Fluorescent lights are marketed as a ‘green’ technology. But even though they are more energy efficient than incandescent bulbs they contain mercury which is a poison. I like LEDs better. I used a combination of high powered red and red green blue (RGB) LEDs to achieve the right balance of light. Plants, it turns out, don’t like green light. They appear green to us because they are bouncing all of the sun’s green rays right back away from themselves. I used high frequency red light (it penetrates the plant’s bodies) and RGB LEDs with the blue light turned on to satisfy plants’ taste for the blues. I also dialed in some green to balance out the light for human enjoyment as well. These high powered LEDs produce a ton of heat and if the heat is not dissipated the LEDs grow dim and can even burn out.

Enter the heat sink! The matching pink sink is cast iron and serves as a great heat sink for the LEDs. But it becomes even better with water cooling and heat recycling!

I’m stopping it up and pumping the toiletponics water through it. The water cools the heat sink and in turn heats up. When it finally flows out back into the toilet bowl through the white hose it is warmer to please the tilapia (a species hailing from balmy Egypt).

I used some handy Instructables tutorials for my LED work. Here is a very basic tutorial describing how to drive an LED with a Voltage Regulator IC. Here is a comprehensive tutorial iterating over several driver circuit designs integrating capacitors for smoothing power spikes.
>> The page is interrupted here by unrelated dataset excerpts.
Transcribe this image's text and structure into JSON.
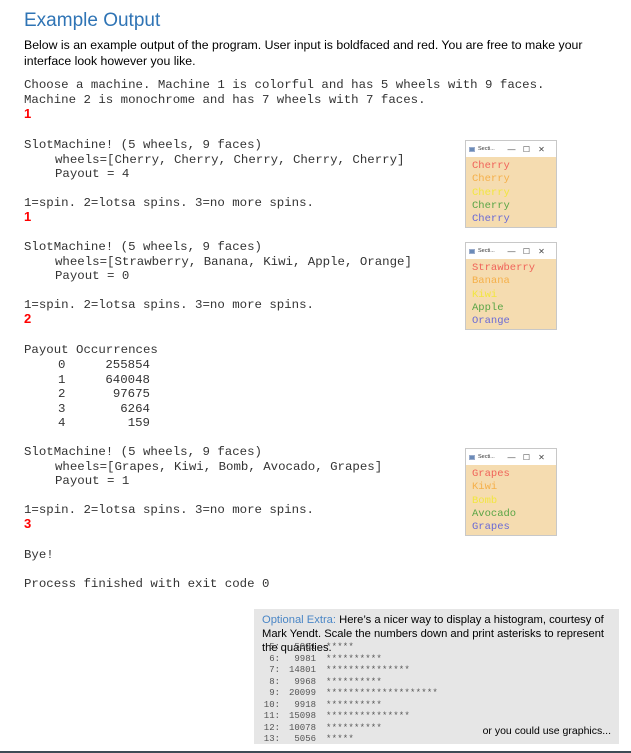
{
  "heading": "Example Output",
  "intro": "Below is an example output of the program. User input is boldfaced and red. You are free to make your interface look however you like.",
  "console": {
    "choose_line1": "Choose a machine. Machine 1 is colorful and has 5 wheels with 9 faces.",
    "choose_line2": "Machine 2 is monochrome and has 7 wheels with 7 faces.",
    "choice_input": "1",
    "spins": [
      {
        "header": "SlotMachine! (5 wheels, 9 faces)",
        "wheels_line": "wheels=[Cherry, Cherry, Cherry, Cherry, Cherry]",
        "payout_line": "Payout = 4",
        "menu": "1=spin. 2=lotsa spins. 3=no more spins.",
        "input": "1"
      },
      {
        "header": "SlotMachine! (5 wheels, 9 faces)",
        "wheels_line": "wheels=[Strawberry, Banana, Kiwi, Apple, Orange]",
        "payout_line": "Payout = 0",
        "menu": "1=spin. 2=lotsa spins. 3=no more spins.",
        "input": "2"
      },
      {
        "header": "SlotMachine! (5 wheels, 9 faces)",
        "wheels_line": "wheels=[Grapes, Kiwi, Bomb, Avocado, Grapes]",
        "payout_line": "Payout = 1",
        "menu": "1=spin. 2=lotsa spins. 3=no more spins.",
        "input": "3"
      }
    ],
    "payout_table": {
      "header": "Payout Occurrences",
      "rows": [
        {
          "payout": "0",
          "occurrences": "255854"
        },
        {
          "payout": "1",
          "occurrences": "640048"
        },
        {
          "payout": "2",
          "occurrences": "97675"
        },
        {
          "payout": "3",
          "occurrences": "6264"
        },
        {
          "payout": "4",
          "occurrences": "159"
        }
      ]
    },
    "bye": "Bye!",
    "exit": "Process finished with exit code 0"
  },
  "windows": [
    {
      "title": "Secti...",
      "controls": {
        "minimize": "—",
        "maximize": "☐",
        "close": "✕"
      },
      "wheels": [
        "Cherry",
        "Cherry",
        "Cherry",
        "Cherry",
        "Cherry"
      ]
    },
    {
      "title": "Secti...",
      "controls": {
        "minimize": "—",
        "maximize": "☐",
        "close": "✕"
      },
      "wheels": [
        "Strawberry",
        "Banana",
        "Kiwi",
        "Apple",
        "Orange"
      ]
    },
    {
      "title": "Secti...",
      "controls": {
        "minimize": "—",
        "maximize": "☐",
        "close": "✕"
      },
      "wheels": [
        "Grapes",
        "Kiwi",
        "Bomb",
        "Avocado",
        "Grapes"
      ]
    }
  ],
  "wheel_colors": [
    "#f0645a",
    "#f5b04a",
    "#f2e640",
    "#5aa546",
    "#6a6ad6"
  ],
  "optional_extra": {
    "label": "Optional Extra:",
    "text": " Here’s a nicer way to display a histogram, courtesy of Mark Yendt. Scale the numbers down and print asterisks to represent the quantities.",
    "histogram": [
      {
        "key": "5:",
        "value": "5001",
        "bar": "*****"
      },
      {
        "key": "6:",
        "value": "9981",
        "bar": "**********"
      },
      {
        "key": "7:",
        "value": "14801",
        "bar": "***************"
      },
      {
        "key": "8:",
        "value": "9968",
        "bar": "**********"
      },
      {
        "key": "9:",
        "value": "20099",
        "bar": "********************"
      },
      {
        "key": "10:",
        "value": "9918",
        "bar": "**********"
      },
      {
        "key": "11:",
        "value": "15098",
        "bar": "***************"
      },
      {
        "key": "12:",
        "value": "10078",
        "bar": "**********"
      },
      {
        "key": "13:",
        "value": "5056",
        "bar": "*****"
      }
    ],
    "graphics_note": "or you could use graphics..."
  }
}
I didn’t end up using capacitors as I didn’t notice any real spikes in my power supply (the city’s holiday light socket in the park pole).

This next one is what I found after deciding to do tunable RGB LED lights in our sauna project. It also describes an overload protection circuit for preventing what is called Thermal Runaway which I haven’t found happening with my system. I measured voltage and current after hours of operation and didn’t see it.

I’m looking forward to finishing the installation and opening it for the public.